Efforts to harmonise real-time payments implementation are up against the clock
The window of opportunity to harmonise international real-time payments implementations is rapidly closing as plans for domestic systems move ahead.
While cross-border real-time payments are some way off, many industry participants would like to harmonise their implementation approaches as much as possible. “Individual jurisdictions are implementing idiosyncratically – we need collaboration,” said Richard Dzina, senior vice president at the Federal Reserve Bank of New York, during a session at the EBAday conference earlier this week.
“I just don’t think we have enough time,” said Paul Thomalla, SVP global corporate relations and business development at ACI Worldwide. There is a need to “get some standards damn quick”, he said. “The issues are at the business layers, rather than the nuts and bolts – who’s going to do the sanctions?”

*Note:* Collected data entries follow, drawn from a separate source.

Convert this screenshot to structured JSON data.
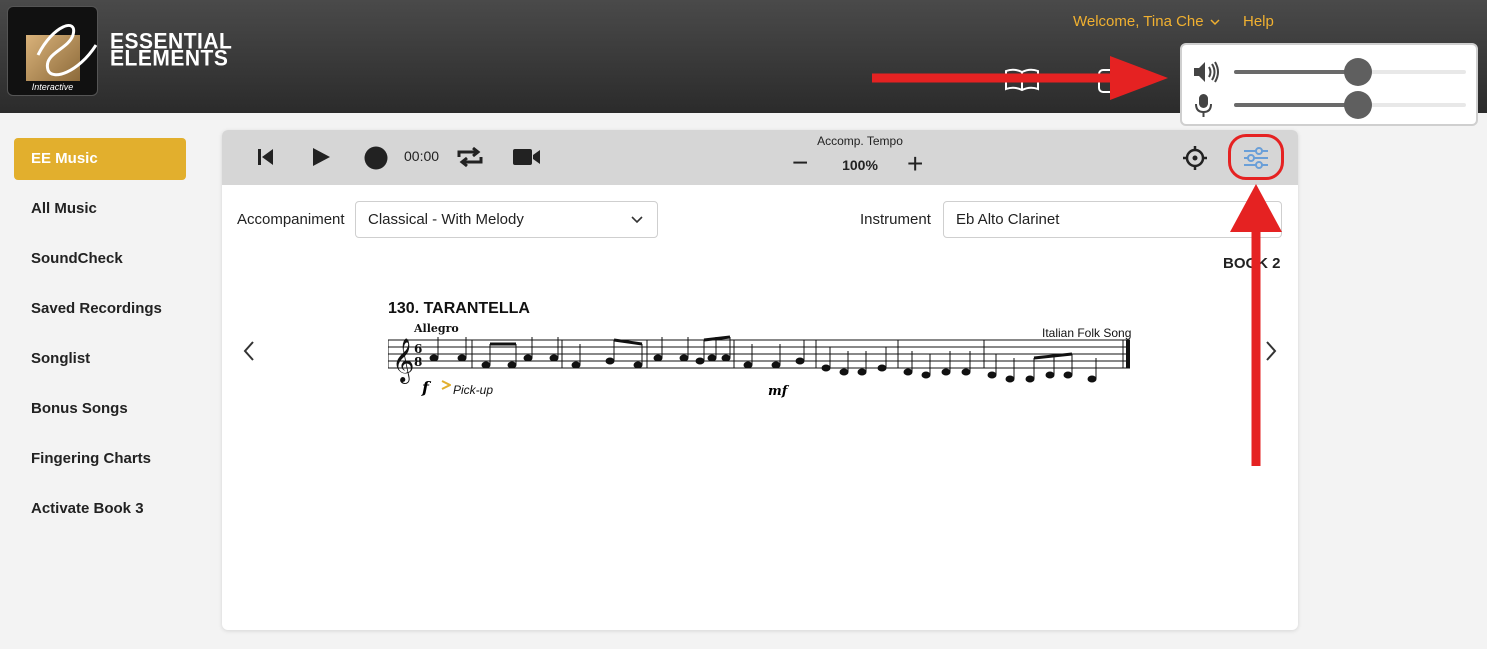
{
  "header": {
    "logo_line1": "ESSENTIAL",
    "logo_line2": "ELEMENTS",
    "logo_sub": "Interactive",
    "welcome": "Welcome, Tina Che",
    "help": "Help"
  },
  "audio_popup": {
    "speaker_icon": "speaker-icon",
    "mic_icon": "microphone-icon",
    "playback_volume": 0.55,
    "mic_volume": 0.55
  },
  "sidebar": {
    "items": [
      {
        "label": "EE Music",
        "active": true
      },
      {
        "label": "All Music"
      },
      {
        "label": "SoundCheck"
      },
      {
        "label": "Saved Recordings"
      },
      {
        "label": "Songlist"
      },
      {
        "label": "Bonus Songs"
      },
      {
        "label": "Fingering Charts"
      },
      {
        "label": "Activate Book 3"
      }
    ]
  },
  "toolbar": {
    "time": "00:00",
    "tempo_label": "Accomp. Tempo",
    "tempo_value": "100%",
    "minus": "−",
    "plus": "+"
  },
  "controls": {
    "accompaniment_label": "Accompaniment",
    "accompaniment_value": "Classical - With Melody",
    "instrument_label": "Instrument",
    "instrument_value": "Eb Alto Clarinet"
  },
  "sheet": {
    "book": "BOOK 2",
    "title": "130.  TARANTELLA",
    "tempo_mark": "Allegro",
    "composer": "Italian Folk Song",
    "dynamic_start": "f",
    "pickup": "Pick-up",
    "dynamic_mid": "mf"
  },
  "colors": {
    "accent": "#e2af2d",
    "header_text": "#f0b030",
    "annotation": "#e52222",
    "settings_icon": "#6a9fd8"
  }
}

Session moderator Kevin Brown, an independent non-executive director and advisor, said “successful collaboration creates fertile ground for collaboration”, a view that panellists were in general agreement with though some expressed doubts about practical issues.
“Standards imposed by regulators are a crude lever to achieve something that is quite subtle,” said Martin Coen, chief executive of payment systems vendor Dovetail. The more people involved in the standards process the more exponentially the time to get things done increases.
While the ISO 20022 messaging standard has been settled on by almost all those implementing real-time payment infrastructures, the debate concerns implementation in areas such as settlement timing, where different approaches in different jurisdictions could cause problems for any future cross-border real-time payment infrastructures.
Dizna said that the US bodies “have a strong commitment that new services will be ISO 20022 compliant”. This was echoed by another panellist, Eileen Dignen, senior vice president at The Clearing House, who said: “We should at least start with the standard and keep it as consistent as possible. It will be ISO 20022; it opens the door.”
Dignen said that despite the deadlines, progress is being made in the US. “We don’t have a regulatory mandate, and don’t really have a business case – but by the time of Sibos [in October] we will have a statement of direction.”
Late last month a group of 40 international clearing houses, banks, vendors, payments associations and other parties met in London at a roundtable organised by the UK Payments Council to discuss these issues, which resulted in a proposal to establish a Real-Time Payments Group under ISO 20022 governance on an international basis. Since that meeting the ISO 20022 Registration Management Group has confirmed support for the proposal.